Furegatti também defendeu uma compreensão ampliada do conceito de cultura. “A Unicamp é a única das três universidades que reúne esporte, cultura e extensão na mesma pró-reitoria. Acho isso fundamental, porque políticas de cultura e de extensão sempre caminharam muito próximas. O esporte também está imbuído dessa dimensão cultural. Quando falamos de cultura, não estamos falando apenas das artes, mas também de cultura científica, acadêmica e do esporte. Então, ter esse ‘E’ a mais nos diferencia e mostra que a Unicamp tem a intenção de consolidar uma política própria para o esporte. Essa é a nossa diretoria mais jovem, ela tem cinco anos”, completou.
A curricularização da extensão, exigência que determina a inclusão de atividades extensionistas nos currículos da graduação, apareceu como um dos principais temas do encontro. Para a pró-reitora da Unicamp, essa mudança na concepção da formação universitária “pode ser lida como a maior revolução na formação acadêmica dos estudantes do Brasil”.”
O pró-reitor de Cultura e Extensão Universitária (PRCEU) da USP, Amâncio Jorge Silva Nunes de Oliveira, destacou que o processo ainda enfrenta desafios conceituais e institucionais e que um dos principais problemas está na própria heterogeneidade das concepções de extensão dentro das universidades. “Existem correntes que associam a extensão ao assistencialismo, e outras que defendem uma abertura conceitual maior, incluindo empreendedorismo e inovação.” Para ele, essa diversidade dificulta tanto o debate acadêmico quanto a formulação de políticas institucionais mais consistentes.
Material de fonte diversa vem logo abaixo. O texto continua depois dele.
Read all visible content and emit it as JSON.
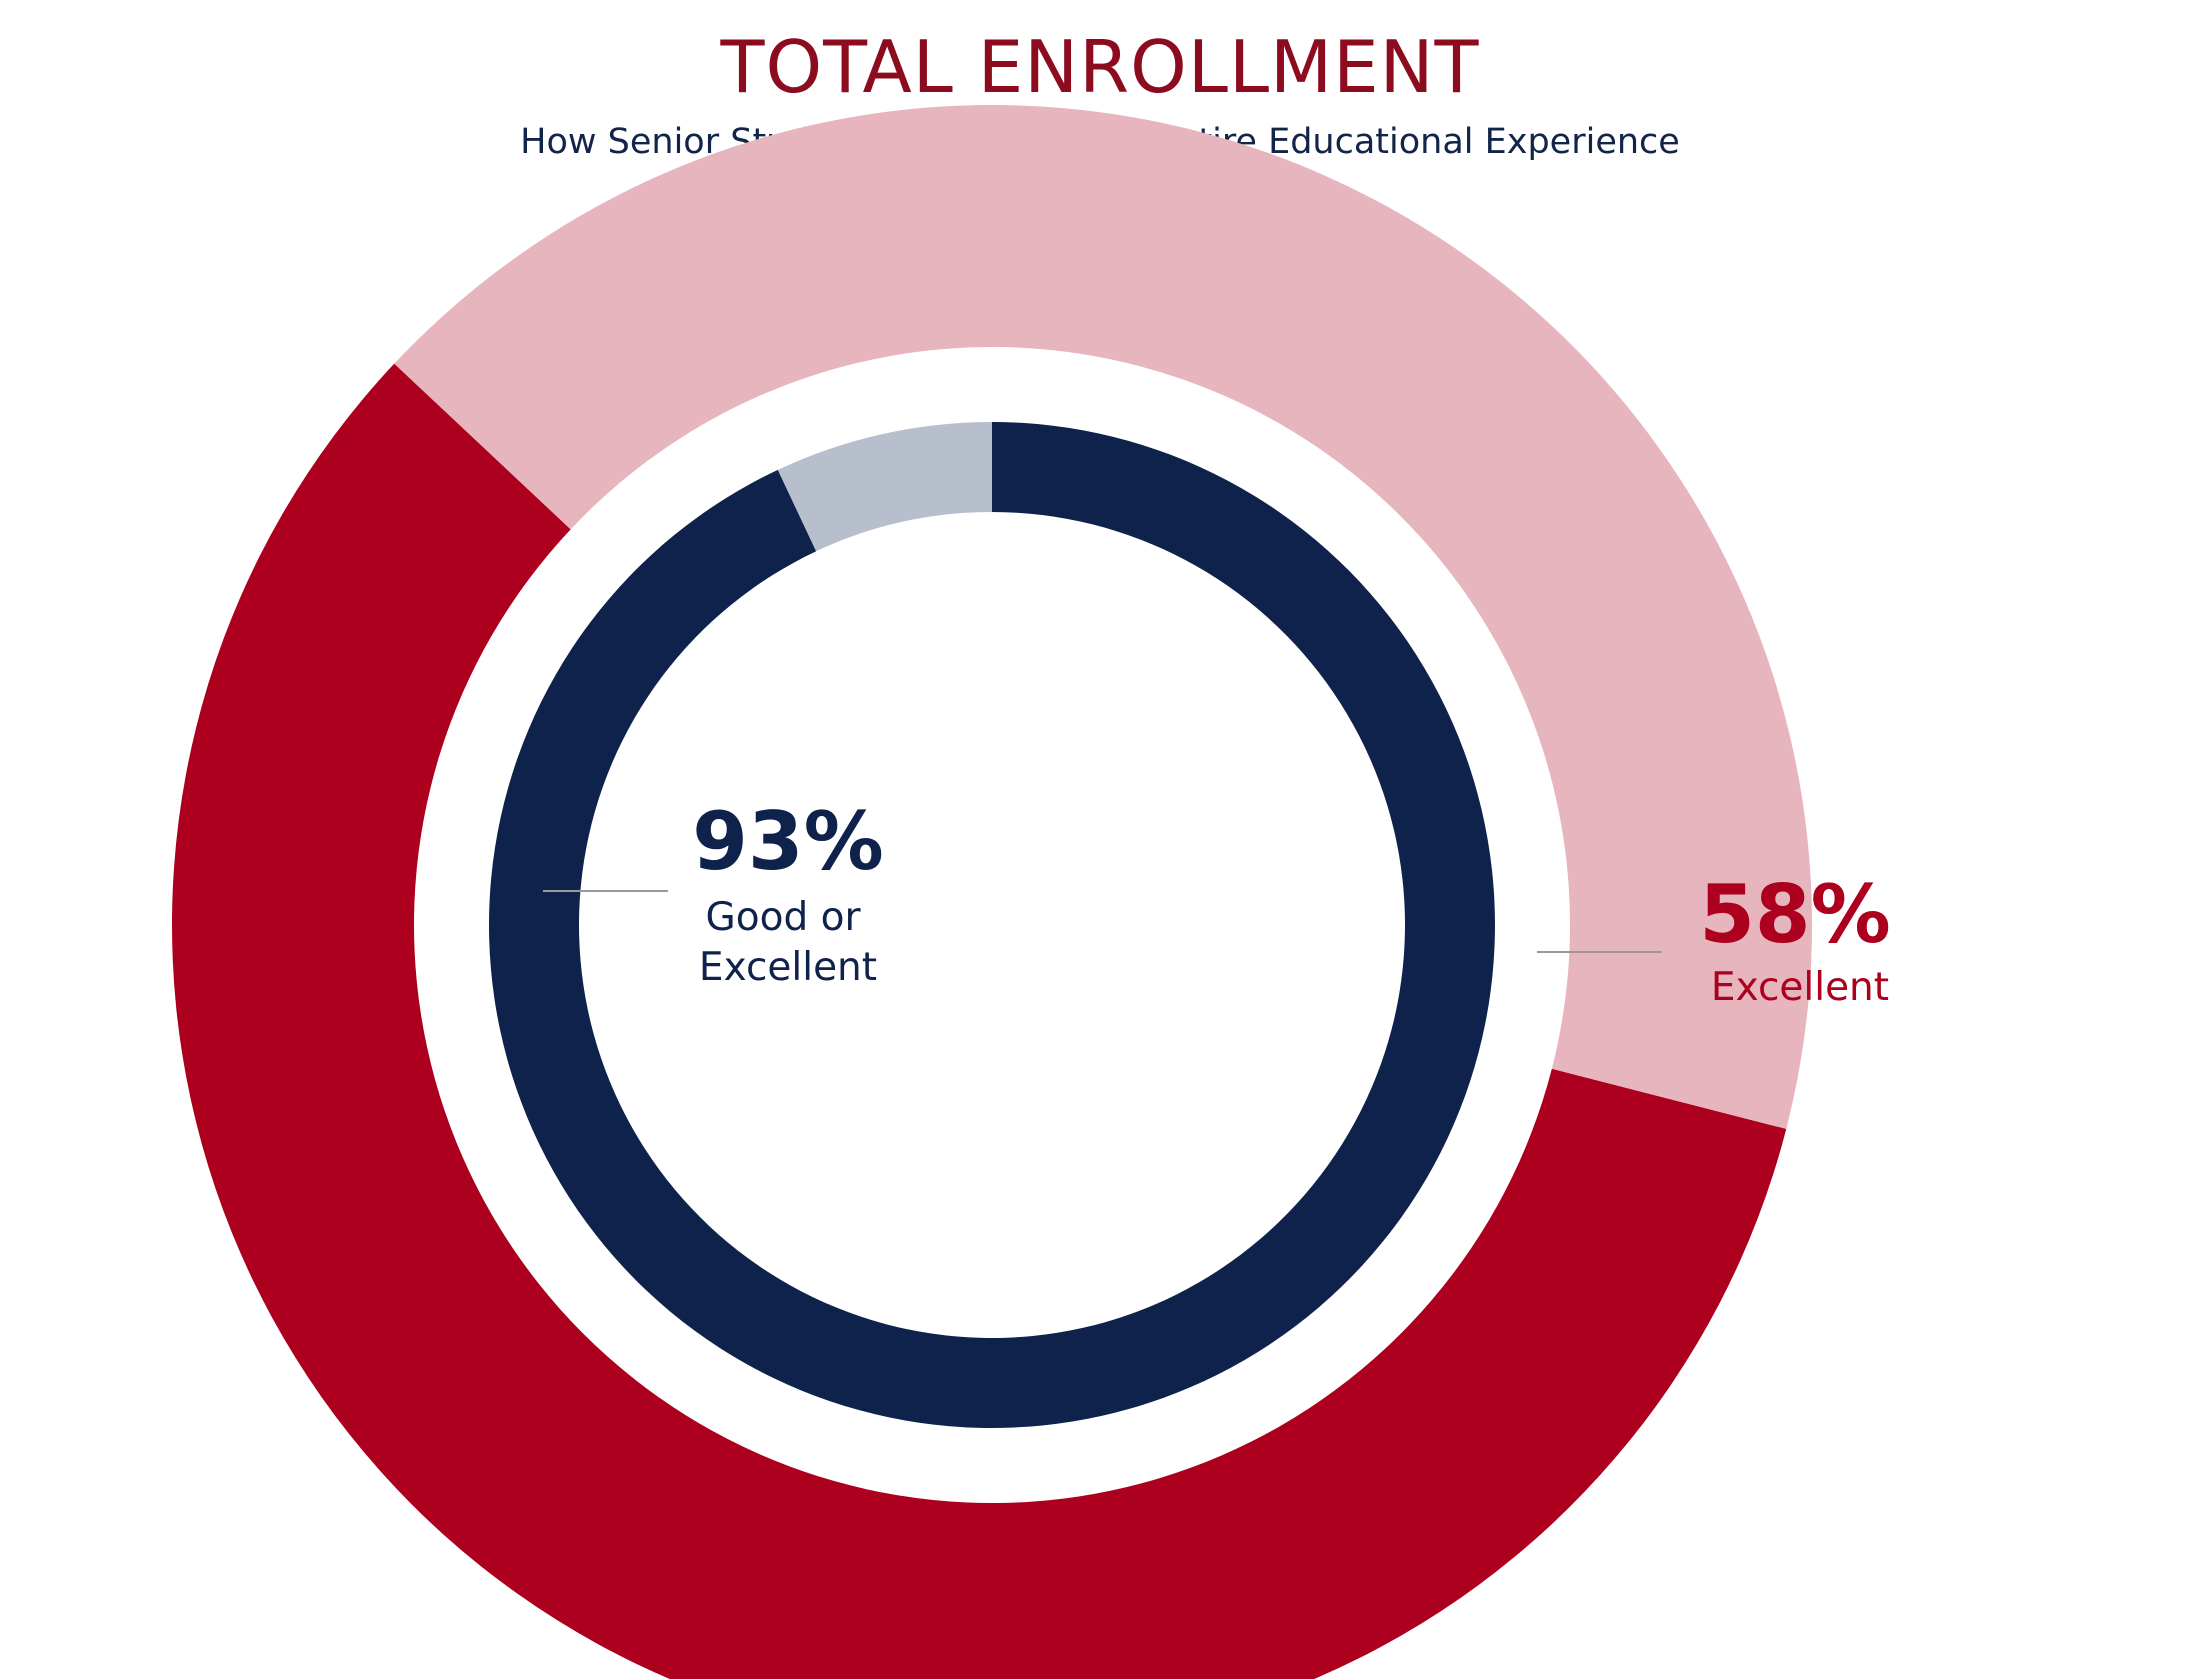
{
  "chart_data": {
    "type": "pie",
    "title": "TOTAL ENROLLMENT",
    "subtitle": "How Senior Students Evaluate their Entire Educational Experience",
    "rings": [
      {
        "ring": "outer",
        "slices": [
          {
            "label": "Excellent",
            "value": 58,
            "value_label": "58%",
            "color": "#ac001e"
          },
          {
            "label": "",
            "value": 42,
            "color": "#e7b5be"
          }
        ]
      },
      {
        "ring": "inner",
        "slices": [
          {
            "label": "Good or Excellent",
            "label_lines": [
              "Good or",
              "Excellent"
            ],
            "value": 93,
            "value_label": "93%",
            "color": "#0e224c"
          },
          {
            "label": "",
            "value": 7,
            "color": "#b8bfcc"
          }
        ]
      }
    ],
    "colors": {
      "title": "#8c0b1f",
      "subtitle": "#12244a",
      "leader_line": "#9a9a9a",
      "excellent_label": "#ac001e",
      "good_or_excellent_label": "#0e224c"
    }
  }
}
Oliveira também chamou a atenção para o risco de uma curricularização meramente burocrática, feita apenas para cumprir exigências formais. “As universidades ainda precisam construir mecanismos mais sólidos de incentivo, financiamento e avaliação das atividades extensionistas”, afirmou. Entre os desafios apontados pelo pró-reitor estão a ausência de métricas capazes de medir o impacto social da extensão universitária e a dificuldade de ampliar a escala das ações desenvolvidas pelas universidades. “O que vemos muitas vezes são projetos locais extremamente importantes, mas ainda pouco escaláveis”, observou.
O pró-reitor de Extensão Universitária e Cultura (Proec) da Unesp, Raul Borges Guimarães, defendeu que a extensão universitária deve ser entendida também como produção de conhecimento e não apenas como atividade complementar. “A extensão é uma forma de fazer ciência, não é uma via de mão única. Ela produz conhecimento compartilhado.”
Segundo Guimarães, a curricularização impulsionou fortemente o crescimento das ações extensionistas na Unesp. “Quadruplicamos o número de projetos e ações desde a implementação da curricularização”, afirmou. Até o final de 2026, destacou, cerca de 30 mil estudantes da universidade deverão participar de atividades extensionistas.
A programação do evento, que termina nesta terça-feira, inclui debates sobre internacionalização da extensão, acessibilidade, inserção curricular, cultura, esporte, divulgação científica e inovação social, além de uma mostra de projetos extensionistas desenvolvidos pela Unicamp. O encerramento contará com o lançamento de um livro da professora Marli Quadros Leite, ex-pró-reitora de Cultura e Extensão da USP.